Brazil Politics - Intro

Brazil has been led by democratic governments since the 1980s. Residents of the country vote for one of a number of different parties.

All Brazilian residents who can read and write and who are between the ages of 18 and 69 must vote. Anyone who is 16, 17, or over age 69, or is illiterate, can choose to vote.

The government of Brazil is divided into three branches.

Executive Branch

The president is elected via ballot votes and he or she holds executive power. The president’s term is four years.

Legislative Branch

The National Congress holds legislative power.
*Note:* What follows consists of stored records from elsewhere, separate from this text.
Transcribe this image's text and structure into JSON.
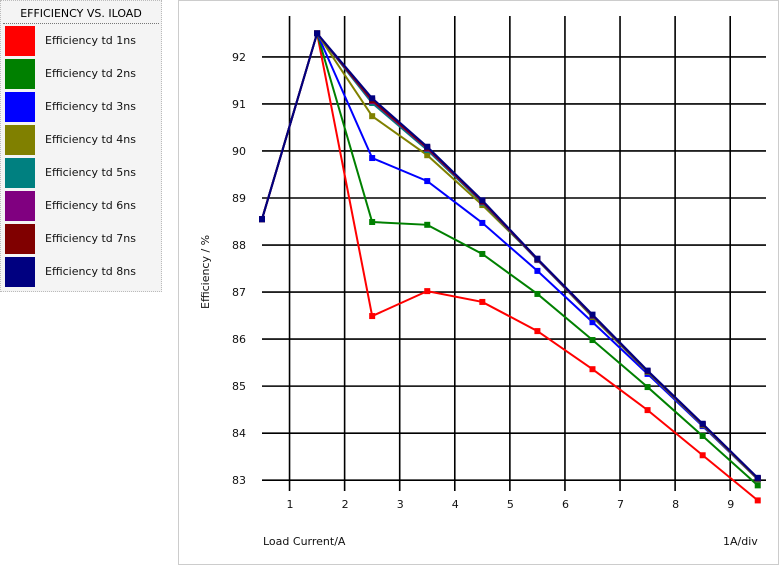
{
  "chart_data": {
    "type": "line",
    "title": "EFFICIENCY VS. ILOAD",
    "xlabel": "Load Current/A",
    "xscale_label": "1A/div",
    "ylabel": "Efficiency / %",
    "xlim": [
      0.5,
      9.65
    ],
    "ylim": [
      82.77,
      92.87
    ],
    "xticks": [
      1,
      2,
      3,
      4,
      5,
      6,
      7,
      8,
      9
    ],
    "yticks": [
      83,
      84,
      85,
      86,
      87,
      88,
      89,
      90,
      91,
      92
    ],
    "grid": true,
    "legend_position": "left",
    "x": [
      0.5,
      1.5,
      2.5,
      3.5,
      4.5,
      5.5,
      6.5,
      7.5,
      8.5,
      9.5
    ],
    "series": [
      {
        "name": "Efficiency td 1ns",
        "color": "#ff0000",
        "values": [
          88.55,
          92.5,
          86.49,
          87.02,
          86.79,
          86.17,
          85.36,
          84.49,
          83.53,
          82.57
        ]
      },
      {
        "name": "Efficiency td 2ns",
        "color": "#008000",
        "values": [
          88.55,
          92.5,
          88.49,
          88.43,
          87.81,
          86.96,
          85.98,
          84.98,
          83.94,
          82.89
        ]
      },
      {
        "name": "Efficiency td 3ns",
        "color": "#0000ff",
        "values": [
          88.55,
          92.5,
          89.85,
          89.36,
          88.47,
          87.45,
          86.36,
          85.26,
          84.15,
          83.02
        ]
      },
      {
        "name": "Efficiency td 4ns",
        "color": "#808000",
        "values": [
          88.55,
          92.5,
          90.74,
          89.91,
          88.85,
          87.7,
          86.47,
          85.3,
          84.17,
          83.02
        ]
      },
      {
        "name": "Efficiency td 5ns",
        "color": "#008080",
        "values": [
          88.55,
          92.5,
          91.02,
          90.02,
          88.9,
          87.68,
          86.49,
          85.31,
          84.18,
          83.03
        ]
      },
      {
        "name": "Efficiency td 6ns",
        "color": "#800080",
        "values": [
          88.55,
          92.5,
          91.06,
          90.05,
          88.92,
          87.69,
          86.5,
          85.32,
          84.19,
          83.04
        ]
      },
      {
        "name": "Efficiency td 7ns",
        "color": "#800000",
        "values": [
          88.55,
          92.5,
          91.08,
          90.07,
          88.93,
          87.7,
          86.51,
          85.32,
          84.19,
          83.04
        ]
      },
      {
        "name": "Efficiency td 8ns",
        "color": "#000080",
        "values": [
          88.55,
          92.5,
          91.12,
          90.09,
          88.95,
          87.71,
          86.52,
          85.33,
          84.2,
          83.05
        ]
      }
    ]
  }
}
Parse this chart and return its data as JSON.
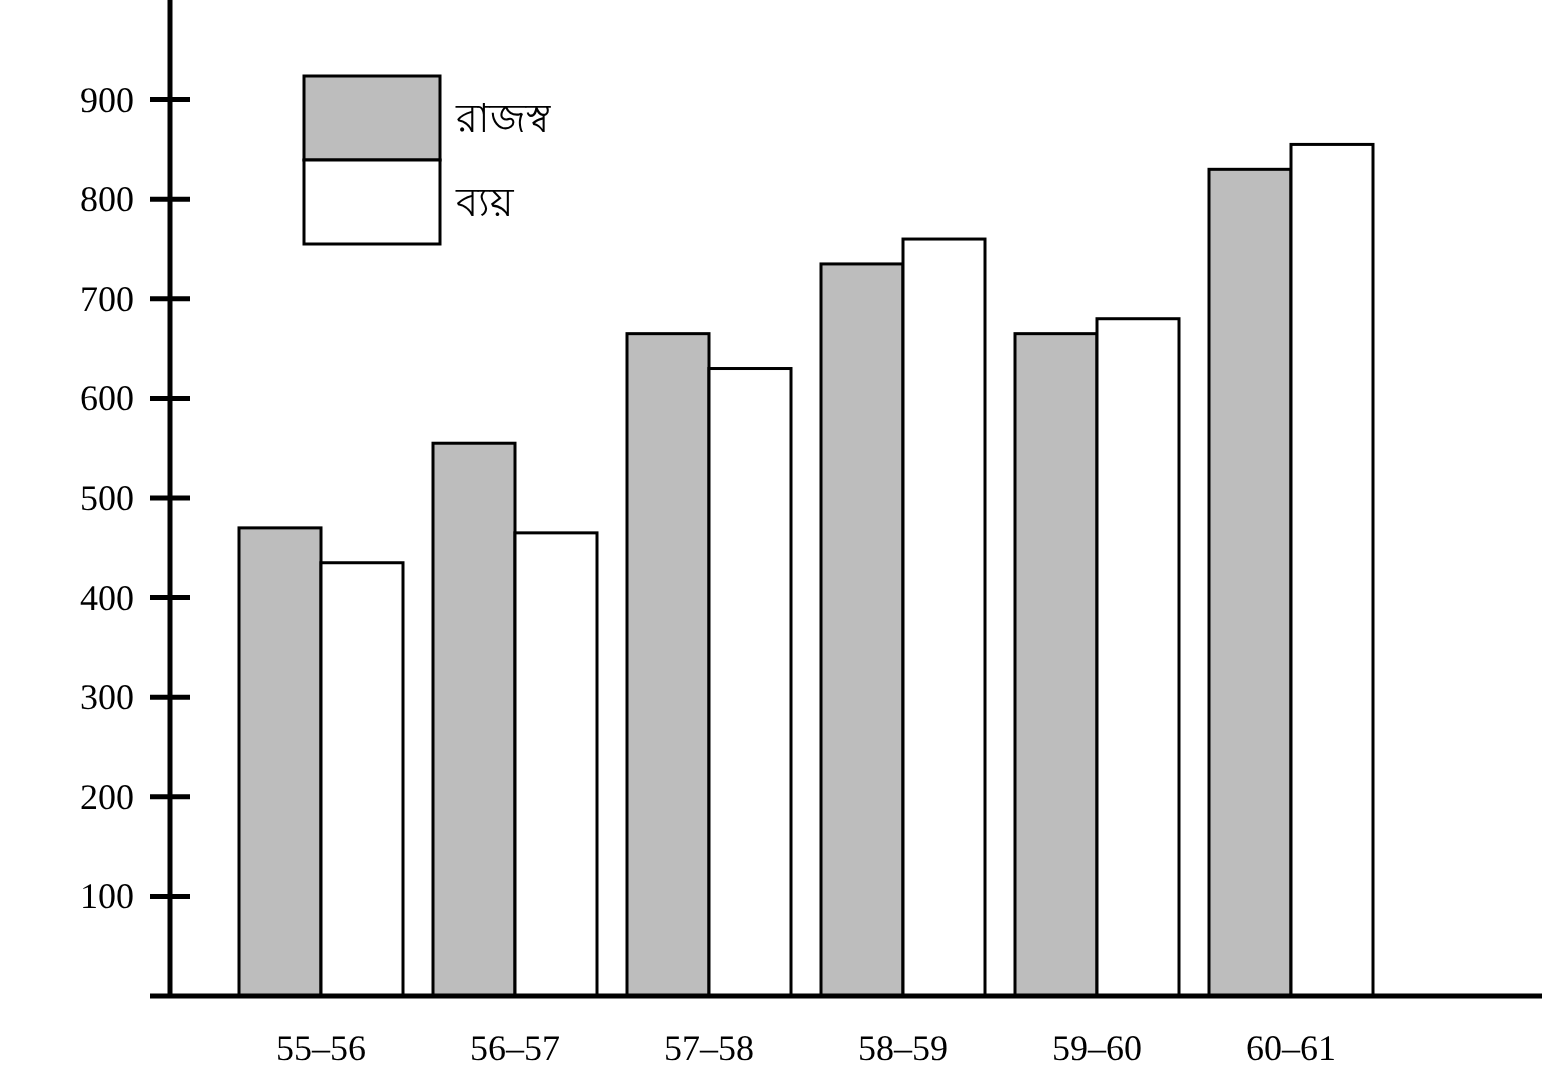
{
  "chart_data": {
    "type": "bar",
    "categories": [
      "55–56",
      "56–57",
      "57–58",
      "58–59",
      "59–60",
      "60–61"
    ],
    "series": [
      {
        "name": "রাজস্ব",
        "color": "#bdbdbd",
        "values": [
          470,
          555,
          665,
          735,
          665,
          830
        ]
      },
      {
        "name": "ব্যয়",
        "color": "#ffffff",
        "values": [
          435,
          465,
          630,
          760,
          680,
          855
        ]
      }
    ],
    "ylim": [
      0,
      1000
    ],
    "yticks": [
      {
        "value": 100,
        "label": "100"
      },
      {
        "value": 200,
        "label": "200"
      },
      {
        "value": 300,
        "label": "300"
      },
      {
        "value": 400,
        "label": "400"
      },
      {
        "value": 500,
        "label": "500"
      },
      {
        "value": 600,
        "label": "600"
      },
      {
        "value": 700,
        "label": "700"
      },
      {
        "value": 800,
        "label": "800"
      },
      {
        "value": 900,
        "label": "900"
      }
    ],
    "legend": "top left",
    "grid": false
  }
}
It includes these institutions:

  • The Federal Senate: 81 members, elected by a system of proportional representation, in position for four years.
  • Chamber of Deputies: 513 members, elected by a direct ballot for eight years. They have districts assigned in proportion to the population.

Each state in Brazil is assigned a governor and an elected legislature.

Judicial Branch

The Supreme Federal Tribunal has the highest judicial power.

Each judge is elected by the tribunal members and their term is for life.

The judicial system is responsible for appealing and supporting any decisions made by the government that affect the rights of Brazil’s residents. This gives the judicial system a huge amount of power within the legal system of Brazil.


The Liberal Front Party (PFL) represents Brazil’s conservative side, and the Communist Party of Brazil (PC) is opposed to the present-day government.

The government controls many sectors of the economy, including power generation and telecommunications. Privatization helps to overcome such monopolies.

More than 60% of the government’s revenue comes from tax payments, including personal taxes and government taxes on corporation income, financial operations, fuel, and land.